Os capitais próprios negativos e a falta de ecletismo do clube foram algumas das razões que o levaram a recandidatar-se. “Fui eu que lancei primeiro a bandeira do futebol feminino e do futsal para o FC Porto em 2020”, atirou em jeito de recado a Pinto da Costa, que também anunciou essa intenção depois de anos a recusar apostar nessas modalidades. Apesar disso tem optado por um discurso em defesa do atual presidente e um apontar de dedo a Villas-Boas.

A formação como alimento das equipas principais das modalidades coletivas norteiam a recandidatura de Nuno Lobo, assim como o reforço infraestrutural, a reabilitação financeira e o aumento do ecletismo. 

Sob o lema Sim, Somos Porto, o líder da lista C propõe o advogado Luís Barradas para a Mesa da Assembleia Geral e o gestor Heleno Roseira para o Conselho Fiscal e Disciplinar, tendo abdicado de disputar o Conselho Superior - órgão consultivo do clube, que é eleito através do método de Hondt e que conta outra vez com um movimento autónomo liderado pelo advogado e docente universitário Miguel Brás da Cunha (lista D).

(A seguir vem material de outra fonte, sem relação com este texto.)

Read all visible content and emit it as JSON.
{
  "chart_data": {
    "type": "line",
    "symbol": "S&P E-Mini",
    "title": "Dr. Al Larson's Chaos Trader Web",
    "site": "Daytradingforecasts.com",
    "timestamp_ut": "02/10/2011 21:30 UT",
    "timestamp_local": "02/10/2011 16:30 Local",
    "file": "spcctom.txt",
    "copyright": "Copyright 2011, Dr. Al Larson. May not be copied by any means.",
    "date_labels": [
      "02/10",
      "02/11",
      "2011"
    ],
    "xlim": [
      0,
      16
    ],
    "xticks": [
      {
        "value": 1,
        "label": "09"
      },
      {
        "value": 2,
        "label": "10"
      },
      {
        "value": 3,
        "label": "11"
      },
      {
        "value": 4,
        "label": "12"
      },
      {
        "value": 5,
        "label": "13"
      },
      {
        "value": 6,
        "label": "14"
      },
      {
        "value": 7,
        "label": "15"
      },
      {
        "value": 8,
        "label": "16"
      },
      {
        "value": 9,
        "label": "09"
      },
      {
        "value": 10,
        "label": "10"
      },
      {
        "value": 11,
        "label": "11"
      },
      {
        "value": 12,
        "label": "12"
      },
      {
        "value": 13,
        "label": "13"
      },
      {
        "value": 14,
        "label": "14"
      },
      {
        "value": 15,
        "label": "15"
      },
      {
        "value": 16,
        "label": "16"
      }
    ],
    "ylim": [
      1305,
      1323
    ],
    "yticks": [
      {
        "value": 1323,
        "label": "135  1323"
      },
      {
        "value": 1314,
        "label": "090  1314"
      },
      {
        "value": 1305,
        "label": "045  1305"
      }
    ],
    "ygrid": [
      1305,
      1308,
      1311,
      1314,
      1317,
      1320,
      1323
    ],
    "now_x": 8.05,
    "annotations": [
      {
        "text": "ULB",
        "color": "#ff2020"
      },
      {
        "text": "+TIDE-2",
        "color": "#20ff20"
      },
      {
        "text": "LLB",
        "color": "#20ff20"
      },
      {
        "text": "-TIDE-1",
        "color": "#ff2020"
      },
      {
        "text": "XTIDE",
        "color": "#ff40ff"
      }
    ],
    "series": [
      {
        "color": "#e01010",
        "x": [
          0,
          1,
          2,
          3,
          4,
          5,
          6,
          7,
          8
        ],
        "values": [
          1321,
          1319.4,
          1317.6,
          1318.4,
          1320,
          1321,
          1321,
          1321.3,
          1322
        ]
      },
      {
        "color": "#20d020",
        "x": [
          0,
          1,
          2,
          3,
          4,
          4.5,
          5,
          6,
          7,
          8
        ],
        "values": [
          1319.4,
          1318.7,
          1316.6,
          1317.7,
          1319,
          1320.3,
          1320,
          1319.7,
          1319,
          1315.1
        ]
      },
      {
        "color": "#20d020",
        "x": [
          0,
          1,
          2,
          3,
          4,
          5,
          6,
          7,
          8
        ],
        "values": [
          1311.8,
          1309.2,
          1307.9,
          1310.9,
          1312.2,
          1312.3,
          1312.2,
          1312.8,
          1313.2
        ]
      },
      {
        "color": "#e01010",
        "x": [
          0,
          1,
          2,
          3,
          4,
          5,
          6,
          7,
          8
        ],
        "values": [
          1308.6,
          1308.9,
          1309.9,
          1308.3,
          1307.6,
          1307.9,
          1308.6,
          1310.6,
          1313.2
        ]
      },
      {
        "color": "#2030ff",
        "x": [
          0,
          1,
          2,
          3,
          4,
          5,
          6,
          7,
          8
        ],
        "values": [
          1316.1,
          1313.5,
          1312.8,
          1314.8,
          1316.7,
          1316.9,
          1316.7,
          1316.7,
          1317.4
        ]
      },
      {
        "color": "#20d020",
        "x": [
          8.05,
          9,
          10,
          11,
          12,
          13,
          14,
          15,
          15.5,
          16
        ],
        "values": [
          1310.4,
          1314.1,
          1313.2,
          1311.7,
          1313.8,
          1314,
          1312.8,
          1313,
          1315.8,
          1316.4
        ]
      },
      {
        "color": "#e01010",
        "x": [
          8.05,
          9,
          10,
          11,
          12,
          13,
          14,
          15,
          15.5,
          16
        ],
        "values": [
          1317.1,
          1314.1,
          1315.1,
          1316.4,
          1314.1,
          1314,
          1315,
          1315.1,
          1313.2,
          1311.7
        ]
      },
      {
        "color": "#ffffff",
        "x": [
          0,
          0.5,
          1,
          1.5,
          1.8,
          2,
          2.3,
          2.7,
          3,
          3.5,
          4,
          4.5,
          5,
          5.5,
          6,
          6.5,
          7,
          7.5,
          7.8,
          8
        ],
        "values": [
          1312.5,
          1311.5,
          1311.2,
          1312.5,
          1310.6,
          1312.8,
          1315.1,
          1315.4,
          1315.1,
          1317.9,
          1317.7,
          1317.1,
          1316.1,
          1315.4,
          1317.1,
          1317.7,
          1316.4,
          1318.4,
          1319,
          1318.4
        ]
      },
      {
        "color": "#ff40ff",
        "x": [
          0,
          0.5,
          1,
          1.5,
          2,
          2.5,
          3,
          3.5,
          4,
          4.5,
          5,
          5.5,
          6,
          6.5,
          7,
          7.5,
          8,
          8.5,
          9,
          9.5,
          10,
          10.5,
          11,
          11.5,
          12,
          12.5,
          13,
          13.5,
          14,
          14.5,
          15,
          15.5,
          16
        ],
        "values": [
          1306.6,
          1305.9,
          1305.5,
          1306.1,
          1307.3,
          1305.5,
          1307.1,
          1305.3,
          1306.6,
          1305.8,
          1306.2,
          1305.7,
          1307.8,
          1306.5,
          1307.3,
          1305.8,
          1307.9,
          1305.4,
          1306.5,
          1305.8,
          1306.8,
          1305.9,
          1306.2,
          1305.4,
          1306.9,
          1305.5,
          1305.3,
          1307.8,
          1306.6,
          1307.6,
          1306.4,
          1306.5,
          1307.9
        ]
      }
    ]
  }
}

Manter Sérgio Conceição é imperativo, segundo Nuno Lobo, pela “mística” e por tudo o que representa no FC Porto: “É o ADN, a garra, o querer... ele detesta perder, como eu, que odeio perder. Nós só vemos as coisas más, como o Sérgio ser indisciplinado. Como é que uma pessoa pode ser disciplinada com estas arbitragens?”